Hasil investigasi tim Baralak Nusantara menemukan bahwa bangunan Mi Gacoan di Jalan Jenderal Ahmad Yani hanya berjarak sekitar 20 meter lebih dari aliran Sungai Ciujung. Fakta ini terungkap usai tim investigasi Baralak melakukan pengecekan lapangan.

“Kroscek yang dilakukan oleh tim divisi investigasi Baralak mengungkap bahwa tembok belakang gerai Mi Gacoan berada tidak jauh dari aliran Sungai Ciujung,” ungkap Acong, anggota tim investigasi Baralak, Rabu (23/9/2025).
Diduga Kangkangi Aturan Sempadan Sungai
Acong menilai fakta tersebut makin memperkuat dugaan bahwa Mi Gacoan bukan hanya bermasalah dalam hal upah pekerja, tetapi juga terindikasi melanggar aturan tata ruang dan lingkungan.
Menurutnya, keberadaan bangunan di bantaran sungai jelas diatur ketat oleh perundangan. Ia merujuk pada UU Nomor 26 Tahun 2007 tentang Penataan Ruang, PP Nomor 38 Tahun 2011 tentang Sungai, serta Permen PUPR Nomor 28/PRT/M/2015 mengenai penetapan garis sempadan sungai.
“Dalam Pasal 6 ayat (2) disebutkan garis sempadan sungai besar tidak bertanggul di luar kawasan perkotaan ditentukan paling sedikit 100 meter dari tepi kiri dan kanan palung sungai. Kami menduga kuat peraturan ini telah dikangkangi oleh Mi Gacoan,” tegas Acong.
Baralak Nusantara kembali menekan DPRD Lebak, khususnya Komisi III, agar segera merespons surat permohonan Rapat Dengar Pendapat (RDP) yang telah dilayangkan.
“Kami minta DPRD Komisi III segera mengagendakan RDP. Tujuan kami bukan intervensi, tapi biar publik tahu apakah isu ini nyata adanya atau sekadar dimainkan oknum untuk menciptakan kegaduhan. Itu poin utama yang harus digarisbawahi,” ujar Acong.
Dikonfirmasi melalui sambungan WhatsApp, Ketua Komisi III DPRD Lebak, Jun, memastikan pihaknya akan segera mengagendakan RDP dalam waktu dekat.
“Secepatnya kami akan agendakan RDP,” singkat Jun.

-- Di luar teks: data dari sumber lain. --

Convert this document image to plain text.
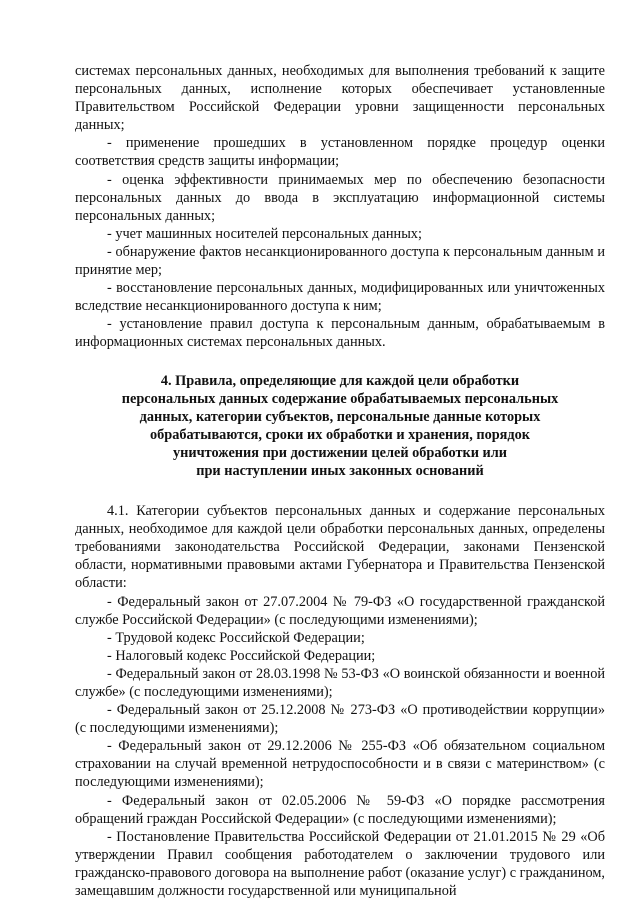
системах персональных данных, необходимых для выполнения требований к защите персональных данных, исполнение которых обеспечивает установленные Правительством Российской Федерации уровни защищенности персональных данных;

- применение прошедших в установленном порядке процедур оценки соответствия средств защиты информации;

- оценка эффективности принимаемых мер по обеспечению безопасности персональных данных до ввода в эксплуатацию информационной системы персональных данных;

- учет машинных носителей персональных данных;

- обнаружение фактов несанкционированного доступа к персональным данным и принятие мер;

- восстановление персональных данных, модифицированных или уничтоженных вследствие несанкционированного доступа к ним;

- установление правил доступа к персональным данным, обрабатываемым в информационных системах персональных данных.

4. Правила, определяющие для каждой цели обработки
персональных данных содержание обрабатываемых персональных
данных, категории субъектов, персональные данные которых
обрабатываются, сроки их обработки и хранения, порядок
уничтожения при достижении целей обработки или
при наступлении иных законных оснований

4.1. Категории субъектов персональных данных и содержание персональных данных, необходимое для каждой цели обработки персональных данных, определены требованиями законодательства Российской Федерации, законами Пензенской области, нормативными правовыми актами Губернатора и Правительства Пензенской области:

- Федеральный закон от 27.07.2004 № 79-ФЗ «О государственной гражданской службе Российской Федерации» (с последующими изменениями);

- Трудовой кодекс Российской Федерации;

- Налоговый кодекс Российской Федерации;

- Федеральный закон от 28.03.1998 № 53-ФЗ «О воинской обязанности и военной службе» (с последующими изменениями);

- Федеральный закон от 25.12.2008 № 273-ФЗ «О противодействии коррупции» (с последующими изменениями);

- Федеральный закон от 29.12.2006 № 255-ФЗ «Об обязательном социальном страховании на случай временной нетрудоспособности и в связи с материнством» (с последующими изменениями);

- Федеральный закон от 02.05.2006 № 59-ФЗ «О порядке рассмотрения обращений граждан Российской Федерации» (с последующими изменениями);

- Постановление Правительства Российской Федерации от 21.01.2015 № 29 «Об утверждении Правил сообщения работодателем о заключении трудового или гражданско-правового договора на выполнение работ (оказание услуг) с гражданином, замещавшим должности государственной или муниципальной
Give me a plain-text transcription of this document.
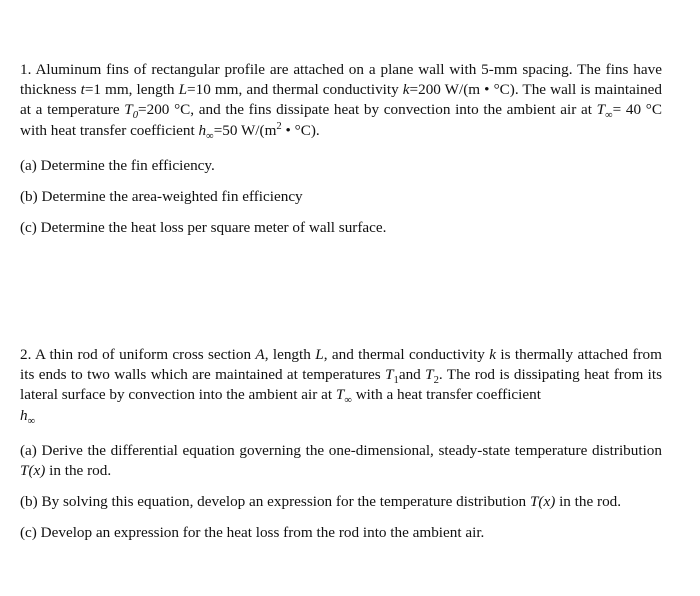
1. Aluminum fins of rectangular profile are attached on a plane wall with 5-mm spacing. The fins have thickness t=1 mm, length L=10 mm, and thermal conductivity k=200 W/(m • °C). The wall is maintained at a temperature $T_0=200$ °C, and the fins dissipate heat by convection into the ambient air at $T_\infty= 40$ °C with heat transfer coefficient $h_\infty=50$ $W/(m^2$ • °C).

(a) Determine the fin efficiency.

(b) Determine the area-weighted fin efficiency

(c) Determine the heat loss per square meter of wall surface.

2. A thin rod of uniform cross section A, length L, and thermal conductivity k is thermally attached from its ends to two walls which are maintained at temperatures $T_1and$ $T_2$. The rod is dissipating heat from its lateral surface by convection into the ambient air at $T_\infty$ with a heat transfer coefficient
$h_\infty$

(a) Derive the differential equation governing the one-dimensional, steady-state temperature distribution T(x) in the rod.

(b) By solving this equation, develop an expression for the temperature distribution T(x) in the rod.

(c) Develop an expression for the heat loss from the rod into the ambient air.
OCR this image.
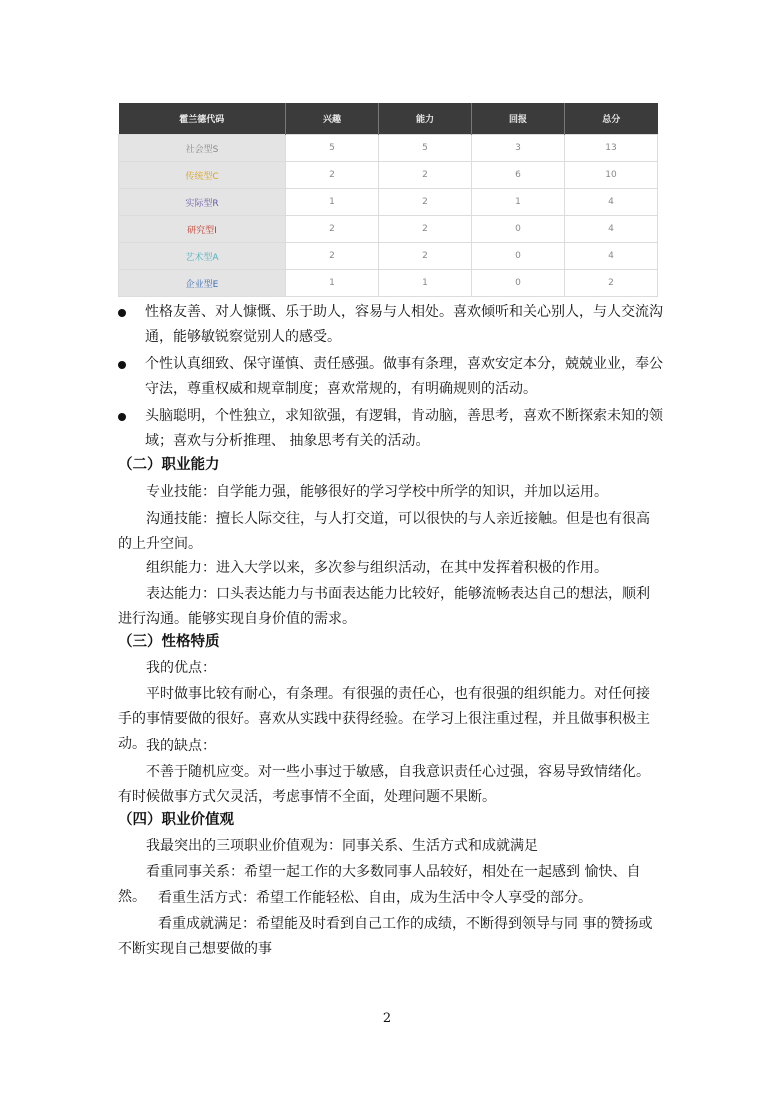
霍兰德代码	兴趣	能力	回报	总分
社会型S	5	5	3	13
传统型C	2	2	6	10
实际型R	1	2	1	4
研究型I	2	2	0	4
艺术型A	2	2	0	4
企业型E	1	1	0	2
性格友善、对人慷慨、乐于助人，容易与人相处。喜欢倾听和关心别人，与人交流沟通，能够敏锐察觉别人的感受。
个性认真细致、保守谨慎、责任感强。做事有条理，喜欢安定本分，兢兢业业，奉公守法，尊重权威和规章制度；喜欢常规的，有明确规则的活动。
头脑聪明，个性独立，求知欲强，有逻辑，肯动脑，善思考，喜欢不断探索未知的领域；喜欢与分析推理、 抽象思考有关的活动。
（二）职业能力
专业技能：自学能力强，能够很好的学习学校中所学的知识，并加以运用。
沟通技能：擅长人际交往，与人打交道，可以很快的与人亲近接触。但是也有很高的上升空间。
组织能力：进入大学以来，多次参与组织活动，在其中发挥着积极的作用。
表达能力：口头表达能力与书面表达能力比较好，能够流畅表达自己的想法，顺利进行沟通。能够实现自身价值的需求。
（三）性格特质
我的优点：
平时做事比较有耐心，有条理。有很强的责任心，也有很强的组织能力。对任何接手的事情要做的很好。喜欢从实践中获得经验。在学习上很注重过程，并且做事积极主动。 我的缺点：
不善于随机应变。对一些小事过于敏感，自我意识责任心过强，容易导致情绪化。有时候做事方式欠灵活，考虑事情不全面，处理问题不果断。
（四）职业价值观
我最突出的三项职业价值观为：同事关系、生活方式和成就满足
看重同事关系：希望一起工作的大多数同事人品较好，相处在一起感到 愉快、自然。 看重生活方式：希望工作能轻松、自由，成为生活中令人享受的部分。
看重成就满足：希望能及时看到自己工作的成绩，不断得到领导与同 事的赞扬或不断实现自己想要做的事
2
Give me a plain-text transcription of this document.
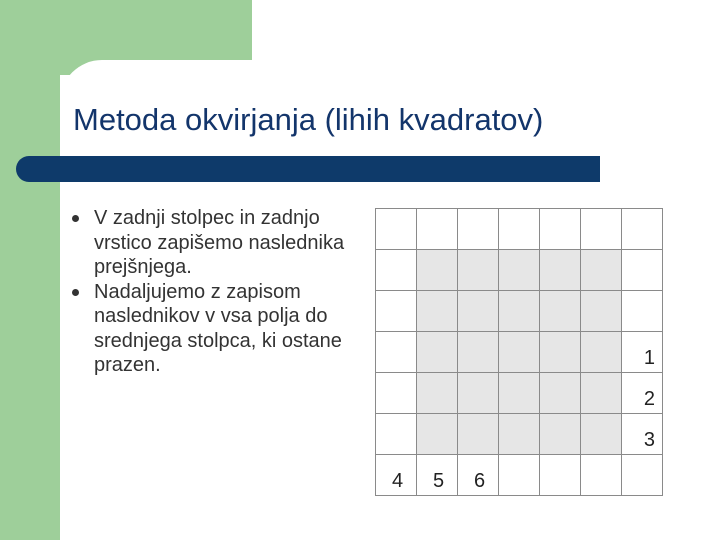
Metoda okvirjanja (lihih kvadratov)
V zadnji stolpec in zadnjo vrstico zapišemo naslednika prejšnjega.
Nadaljujemo z zapisom naslednikov v vsa polja do srednjega stolpca, ki ostane prazen.	1
2
3
4 5 6
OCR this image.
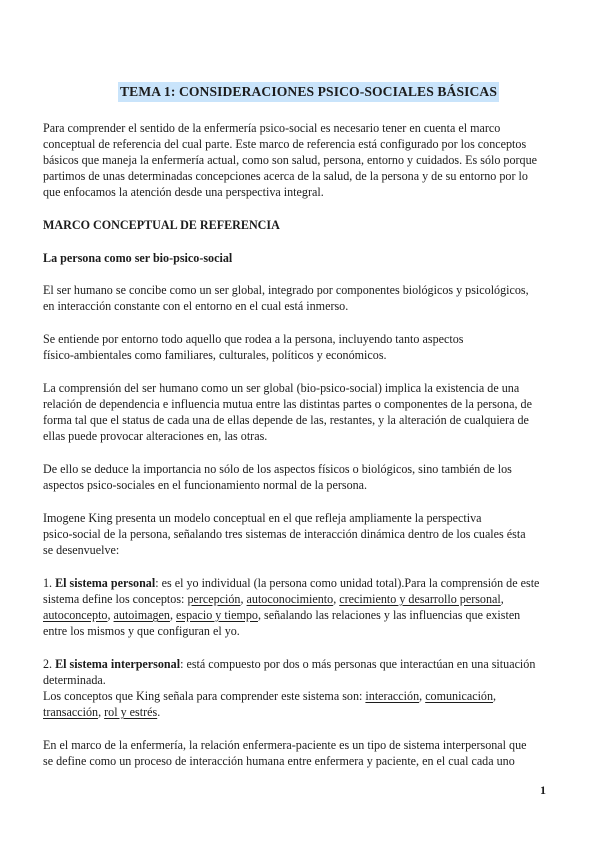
TEMA 1: CONSIDERACIONES PSICO-SOCIALES BÁSICAS
Para comprender el sentido de la enfermería psico-social es necesario tener en cuenta el marco
conceptual de referencia del cual parte. Este marco de referencia está configurado por los conceptos
básicos que maneja la enfermería actual, como son salud, persona, entorno y cuidados. Es sólo porque
partimos de unas determinadas concepciones acerca de la salud, de la persona y de su entorno por lo
que enfocamos la atención desde una perspectiva integral.
MARCO CONCEPTUAL DE REFERENCIA
La persona como ser bio-psico-social
El ser humano se concibe como un ser global, integrado por componentes biológicos y psicológicos,
en interacción constante con el entorno en el cual está inmerso.
Se entiende por entorno todo aquello que rodea a la persona, incluyendo tanto aspectos
físico-ambientales como familiares, culturales, políticos y económicos.
La comprensión del ser humano como un ser global (bio-psico-social) implica la existencia de una
relación de dependencia e influencia mutua entre las distintas partes o componentes de la persona, de
forma tal que el status de cada una de ellas depende de las, restantes, y la alteración de cualquiera de
ellas puede provocar alteraciones en, las otras.
De ello se deduce la importancia no sólo de los aspectos físicos o biológicos, sino también de los
aspectos psico-sociales en el funcionamiento normal de la persona.
Imogene King presenta un modelo conceptual en el que refleja ampliamente la perspectiva
psico-social de la persona, señalando tres sistemas de interacción dinámica dentro de los cuales ésta
se desenvuelve:
1. El sistema personal: es el yo individual (la persona como unidad total).Para la comprensión de este
sistema define los conceptos: percepción, autoconocimiento, crecimiento y desarrollo personal,
autoconcepto, autoimagen, espacio y tiempo, señalando las relaciones y las influencias que existen
entre los mismos y que configuran el yo.
2. El sistema interpersonal: está compuesto por dos o más personas que interactúan en una situación
determinada.
Los conceptos que King señala para comprender este sistema son: interacción, comunicación,
transacción, rol y estrés.
En el marco de la enfermería, la relación enfermera-paciente es un tipo de sistema interpersonal que
se define como un proceso de interacción humana entre enfermera y paciente, en el cual cada uno
1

Dengan fakta baru ini, publik Lebak semakin menaruh perhatian. Dugaan Mi Gacoan berdiri di area sempadan Sungai Ciujung bukan hanya soal izin, tapi menyangkut tata ruang, keselamatan lingkungan, hingga komitmen pemerintah daerah dalam menegakkan aturan.
Kini, mata masyarakat tertuju pada DPRD Lebak. Pertanyaannya sederhana namun tajam: apakah Komisi III berani menyingkap siapa di balik “Tangan Dewa” yang melindungi Mi Gacoan, ataukah justru memilih bungkam di bawah tekanan modal dan kekuasaan?